Aslında bu tarihsel değişim şimdi başlamıyor, olaylar üzerinden konuşulursa bu yolda ilk önemli girişim Gezi isyanıyla yaşanmıştı. Daha sonra 7 Haziran seçimleri inisiyatifi alma konusunda önemli bir adım oldu. Saray ve devlet halkların bu girişimlerini çok vahşi bir şekilde cezalandırdı. Yaşanan seçimleri de, özellikle HDP’nin seçim taktiğiyle inisiyatifi alma yolunda bir adım olarak görmek hatalı olmaz. Halkların bu inisiyatifi, her seferinde onu ezdiğini sandığı anda Saray’ın karşısına çıkması hem bir gerçekliği anlatıyor, aynı zamanda Cumhur İttifakı’nın sinirlerini bozuyor.

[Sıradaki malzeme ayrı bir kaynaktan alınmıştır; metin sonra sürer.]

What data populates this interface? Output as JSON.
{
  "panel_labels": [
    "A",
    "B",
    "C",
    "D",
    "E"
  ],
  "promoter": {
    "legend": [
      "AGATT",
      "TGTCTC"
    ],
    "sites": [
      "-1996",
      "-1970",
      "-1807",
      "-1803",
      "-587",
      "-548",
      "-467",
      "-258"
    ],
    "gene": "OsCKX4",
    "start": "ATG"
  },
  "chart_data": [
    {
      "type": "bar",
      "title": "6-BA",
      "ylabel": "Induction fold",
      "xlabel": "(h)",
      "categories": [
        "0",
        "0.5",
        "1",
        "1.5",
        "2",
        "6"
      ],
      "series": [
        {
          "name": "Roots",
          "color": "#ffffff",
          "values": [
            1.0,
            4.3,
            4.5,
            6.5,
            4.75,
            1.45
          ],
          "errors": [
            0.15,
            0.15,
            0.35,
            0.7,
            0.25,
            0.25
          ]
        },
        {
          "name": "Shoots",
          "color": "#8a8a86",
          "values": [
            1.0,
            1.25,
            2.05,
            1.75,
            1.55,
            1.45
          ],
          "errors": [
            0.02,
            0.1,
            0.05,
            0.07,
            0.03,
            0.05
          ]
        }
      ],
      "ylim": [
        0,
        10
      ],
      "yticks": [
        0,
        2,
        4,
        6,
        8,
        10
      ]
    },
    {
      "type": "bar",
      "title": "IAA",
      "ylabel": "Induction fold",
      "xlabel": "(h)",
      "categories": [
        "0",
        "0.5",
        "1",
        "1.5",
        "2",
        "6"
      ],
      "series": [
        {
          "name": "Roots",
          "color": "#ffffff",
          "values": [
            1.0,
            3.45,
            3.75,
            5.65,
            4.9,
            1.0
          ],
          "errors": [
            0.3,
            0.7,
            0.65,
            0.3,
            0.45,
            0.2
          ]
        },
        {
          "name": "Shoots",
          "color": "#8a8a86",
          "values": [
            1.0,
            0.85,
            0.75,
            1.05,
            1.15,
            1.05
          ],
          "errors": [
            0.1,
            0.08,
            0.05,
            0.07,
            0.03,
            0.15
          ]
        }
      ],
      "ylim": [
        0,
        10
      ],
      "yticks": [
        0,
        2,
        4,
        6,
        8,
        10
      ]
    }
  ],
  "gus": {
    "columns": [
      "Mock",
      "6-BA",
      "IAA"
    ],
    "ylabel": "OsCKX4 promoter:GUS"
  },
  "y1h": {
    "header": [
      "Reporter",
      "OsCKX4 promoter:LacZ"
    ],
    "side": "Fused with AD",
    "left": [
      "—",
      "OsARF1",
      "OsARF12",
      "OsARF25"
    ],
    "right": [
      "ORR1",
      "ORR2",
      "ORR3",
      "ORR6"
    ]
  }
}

Önemli hata ve eksikliklerle yaşanan bu adımlar yılların edilgenliğini kısa bir sürede ortadan kaldıramazdı. Kürt Özgürlük Hareketi, Gezi isyanına zamanında katılamadı, gecikme ve tereddütler yaşadı. Gezi isyanının kendisi ise kendiliğinden bir isyanın ötesine geçemeyince buharlaşıp kaybolmuş gibi göründü. Ne kadar güçlü ve büyüleyici olursa olsun Gezi’de örgütlülük çok zayıf olduğu, hatta yeni kuşaklar için örgütlülük soğuk bakılan bir değer seviyesine gerilediği için tarihsel inisiyatif yoksunluğunu giderici rol oynamakta istikrarlı ve kararlı bir adıma yükselemedi.

7 Haziran’da halkların buluşması karşısında büyük paniğe kapılan AKP ve devletin korkunç saldırısı karşısında Kürt Özgürlük Hareketi de önemli taktik hatalar yapınca süreç tersine döndü. Böylece Saray, sanki sonsuza kadar kazanmış göründü.

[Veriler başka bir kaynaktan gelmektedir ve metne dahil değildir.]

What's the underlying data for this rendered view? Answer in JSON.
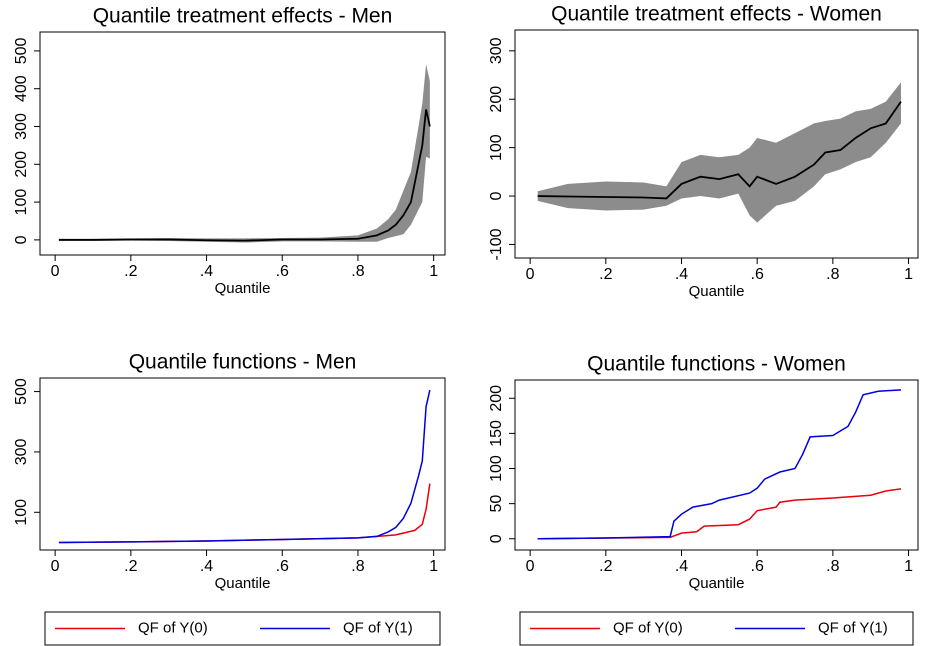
{
  "chart_data": [
    {
      "type": "line",
      "title": "Quantile treatment effects - Men",
      "xlabel": "Quantile",
      "x": [
        0.01,
        0.1,
        0.2,
        0.3,
        0.4,
        0.5,
        0.6,
        0.7,
        0.8,
        0.85,
        0.88,
        0.9,
        0.92,
        0.94,
        0.96,
        0.97,
        0.98,
        0.99
      ],
      "values": [
        0,
        0,
        1,
        1,
        -1,
        -2,
        1,
        1,
        3,
        12,
        25,
        40,
        65,
        100,
        200,
        250,
        345,
        300
      ],
      "lower": [
        -3,
        -3,
        -2,
        -3,
        -5,
        -7,
        -4,
        -4,
        -5,
        -5,
        5,
        10,
        15,
        40,
        80,
        100,
        220,
        215
      ],
      "upper": [
        3,
        3,
        4,
        5,
        4,
        4,
        5,
        6,
        12,
        30,
        55,
        80,
        130,
        180,
        300,
        360,
        465,
        420
      ],
      "color": "#000000",
      "band_color": "#8c8c8c",
      "xlim": [
        -0.04,
        1.03
      ],
      "ylim": [
        -40,
        550
      ],
      "xticks": [
        0,
        {
          "value": 0.2,
          "label": ".2"
        },
        {
          "value": 0.4,
          "label": ".4"
        },
        {
          "value": 0.6,
          "label": ".6"
        },
        {
          "value": 0.8,
          "label": ".8"
        },
        1
      ],
      "yticks": [
        0,
        100,
        200,
        300,
        400,
        500
      ]
    },
    {
      "type": "line",
      "title": "Quantile treatment effects - Women",
      "xlabel": "Quantile",
      "x": [
        0.02,
        0.1,
        0.2,
        0.3,
        0.36,
        0.4,
        0.45,
        0.5,
        0.55,
        0.58,
        0.6,
        0.65,
        0.7,
        0.75,
        0.78,
        0.82,
        0.86,
        0.9,
        0.94,
        0.98
      ],
      "values": [
        0,
        -1,
        -2,
        -3,
        -5,
        25,
        40,
        35,
        45,
        20,
        40,
        25,
        40,
        65,
        90,
        95,
        120,
        140,
        150,
        195
      ],
      "lower": [
        -10,
        -25,
        -30,
        -28,
        -20,
        -5,
        0,
        -5,
        5,
        -40,
        -55,
        -20,
        -10,
        20,
        45,
        55,
        70,
        80,
        110,
        150
      ],
      "upper": [
        10,
        25,
        30,
        28,
        20,
        70,
        85,
        80,
        85,
        100,
        120,
        110,
        130,
        150,
        155,
        160,
        175,
        180,
        195,
        235
      ],
      "color": "#000000",
      "band_color": "#8c8c8c",
      "xlim": [
        -0.04,
        1.025
      ],
      "ylim": [
        -128,
        343
      ],
      "xticks": [
        0,
        {
          "value": 0.2,
          "label": ".2"
        },
        {
          "value": 0.4,
          "label": ".4"
        },
        {
          "value": 0.6,
          "label": ".6"
        },
        {
          "value": 0.8,
          "label": ".8"
        },
        1
      ],
      "yticks": [
        -100,
        0,
        100,
        200,
        300
      ]
    },
    {
      "type": "line",
      "title": "Quantile functions - Men",
      "xlabel": "Quantile",
      "legend": true,
      "series": [
        {
          "name": "QF of Y(0)",
          "color": "#e8000b",
          "x": [
            0.01,
            0.2,
            0.4,
            0.6,
            0.8,
            0.9,
            0.95,
            0.97,
            0.98,
            0.99
          ],
          "values": [
            0,
            2,
            5,
            10,
            15,
            25,
            40,
            60,
            110,
            195
          ]
        },
        {
          "name": "QF of Y(1)",
          "color": "#0000dd",
          "x": [
            0.01,
            0.2,
            0.4,
            0.6,
            0.8,
            0.85,
            0.88,
            0.9,
            0.92,
            0.94,
            0.96,
            0.97,
            0.98,
            0.99
          ],
          "values": [
            0,
            2,
            5,
            10,
            15,
            20,
            35,
            50,
            80,
            130,
            220,
            270,
            450,
            505
          ]
        }
      ],
      "xlim": [
        -0.04,
        1.03
      ],
      "ylim": [
        -25,
        545
      ],
      "xticks": [
        0,
        {
          "value": 0.2,
          "label": ".2"
        },
        {
          "value": 0.4,
          "label": ".4"
        },
        {
          "value": 0.6,
          "label": ".6"
        },
        {
          "value": 0.8,
          "label": ".8"
        },
        1
      ],
      "yticks": [
        100,
        300,
        500
      ]
    },
    {
      "type": "line",
      "title": "Quantile functions - Women",
      "xlabel": "Quantile",
      "legend": true,
      "series": [
        {
          "name": "QF of Y(0)",
          "color": "#e8000b",
          "x": [
            0.02,
            0.2,
            0.37,
            0.4,
            0.44,
            0.46,
            0.55,
            0.58,
            0.6,
            0.65,
            0.66,
            0.7,
            0.8,
            0.9,
            0.94,
            0.98
          ],
          "values": [
            0,
            1,
            2,
            8,
            10,
            18,
            20,
            28,
            40,
            45,
            52,
            55,
            58,
            62,
            68,
            71
          ]
        },
        {
          "name": "QF of Y(1)",
          "color": "#0000dd",
          "x": [
            0.02,
            0.2,
            0.37,
            0.38,
            0.4,
            0.43,
            0.48,
            0.5,
            0.58,
            0.6,
            0.62,
            0.66,
            0.7,
            0.72,
            0.74,
            0.8,
            0.84,
            0.86,
            0.88,
            0.92,
            0.98
          ],
          "values": [
            0,
            1,
            3,
            25,
            35,
            45,
            50,
            55,
            65,
            72,
            85,
            95,
            100,
            120,
            145,
            147,
            160,
            180,
            205,
            210,
            212
          ]
        }
      ],
      "xlim": [
        -0.04,
        1.025
      ],
      "ylim": [
        -16,
        226
      ],
      "xticks": [
        0,
        {
          "value": 0.2,
          "label": ".2"
        },
        {
          "value": 0.4,
          "label": ".4"
        },
        {
          "value": 0.6,
          "label": ".6"
        },
        {
          "value": 0.8,
          "label": ".8"
        },
        1
      ],
      "yticks": [
        0,
        50,
        100,
        150,
        200
      ]
    }
  ]
}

Son seçimlerde halkların buluşması 7 Haziran gibi güçlü ve coşkulu olmasa da yeniden gerçekleşti. Düğümü çözmek ve yolu açmak için inisiyatifi alma yolunda bir kere daha adım atılmış oldu. Halkların ittifakı şimdi büyük bir sınavla karşı karşıyadır. Bunalımı asker ve devletin çözmesi için beklentinin artık hiçbir anlamı ve karşılığı yoktur. AKP iktidarı ise bunalımın kaynağıdır ve gittikçe inisiyatifi kaybediyor.

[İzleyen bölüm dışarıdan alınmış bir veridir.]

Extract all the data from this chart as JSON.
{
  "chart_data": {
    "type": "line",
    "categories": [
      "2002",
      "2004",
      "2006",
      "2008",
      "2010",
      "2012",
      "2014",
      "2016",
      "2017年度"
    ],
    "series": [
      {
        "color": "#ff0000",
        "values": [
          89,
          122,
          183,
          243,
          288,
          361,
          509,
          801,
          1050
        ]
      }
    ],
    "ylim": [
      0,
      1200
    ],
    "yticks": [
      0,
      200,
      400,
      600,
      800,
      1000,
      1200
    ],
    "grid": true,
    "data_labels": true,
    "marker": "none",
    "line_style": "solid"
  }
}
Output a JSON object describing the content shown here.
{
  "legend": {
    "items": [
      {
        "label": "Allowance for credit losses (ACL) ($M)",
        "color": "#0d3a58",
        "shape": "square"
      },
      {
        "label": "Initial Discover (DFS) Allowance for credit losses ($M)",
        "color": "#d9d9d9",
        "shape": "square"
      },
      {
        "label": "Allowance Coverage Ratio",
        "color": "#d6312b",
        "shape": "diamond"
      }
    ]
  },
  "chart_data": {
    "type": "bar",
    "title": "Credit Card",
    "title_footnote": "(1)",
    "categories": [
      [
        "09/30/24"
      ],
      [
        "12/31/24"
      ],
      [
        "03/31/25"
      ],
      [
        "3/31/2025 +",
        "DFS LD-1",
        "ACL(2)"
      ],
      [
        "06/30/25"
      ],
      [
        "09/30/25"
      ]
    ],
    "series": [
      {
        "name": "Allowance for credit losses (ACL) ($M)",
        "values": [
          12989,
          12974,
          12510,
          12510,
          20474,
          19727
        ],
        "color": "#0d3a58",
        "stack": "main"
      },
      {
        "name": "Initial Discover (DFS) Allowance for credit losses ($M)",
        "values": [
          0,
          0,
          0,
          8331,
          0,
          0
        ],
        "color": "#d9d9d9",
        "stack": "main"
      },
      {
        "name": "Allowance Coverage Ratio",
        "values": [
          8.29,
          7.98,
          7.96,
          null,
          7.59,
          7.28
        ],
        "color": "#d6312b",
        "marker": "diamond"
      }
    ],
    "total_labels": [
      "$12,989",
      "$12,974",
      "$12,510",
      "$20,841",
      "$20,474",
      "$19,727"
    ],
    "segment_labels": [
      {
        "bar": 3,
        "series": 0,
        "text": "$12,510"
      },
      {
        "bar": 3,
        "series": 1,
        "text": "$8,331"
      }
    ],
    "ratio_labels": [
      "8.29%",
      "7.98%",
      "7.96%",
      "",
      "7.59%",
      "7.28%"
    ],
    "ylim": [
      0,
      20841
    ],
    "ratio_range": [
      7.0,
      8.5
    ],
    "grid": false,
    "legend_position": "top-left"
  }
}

Yıllardır Kürt Özgürlük Hareketi büyük adımlar attı, kazandığı mevzileri düzen bütün zoruna rağmen geri alamıyor. Ancak halkların dayanışması olmadan da daha ileriye gidilemiyor. Gezi süreci ve sonrasında yeterince gerçekleşemeyen halkların buluşması bu tarihsel kavşakta güçlenmek ve siyasi aktör olarak inisiyatifi almakla yükümlüdür.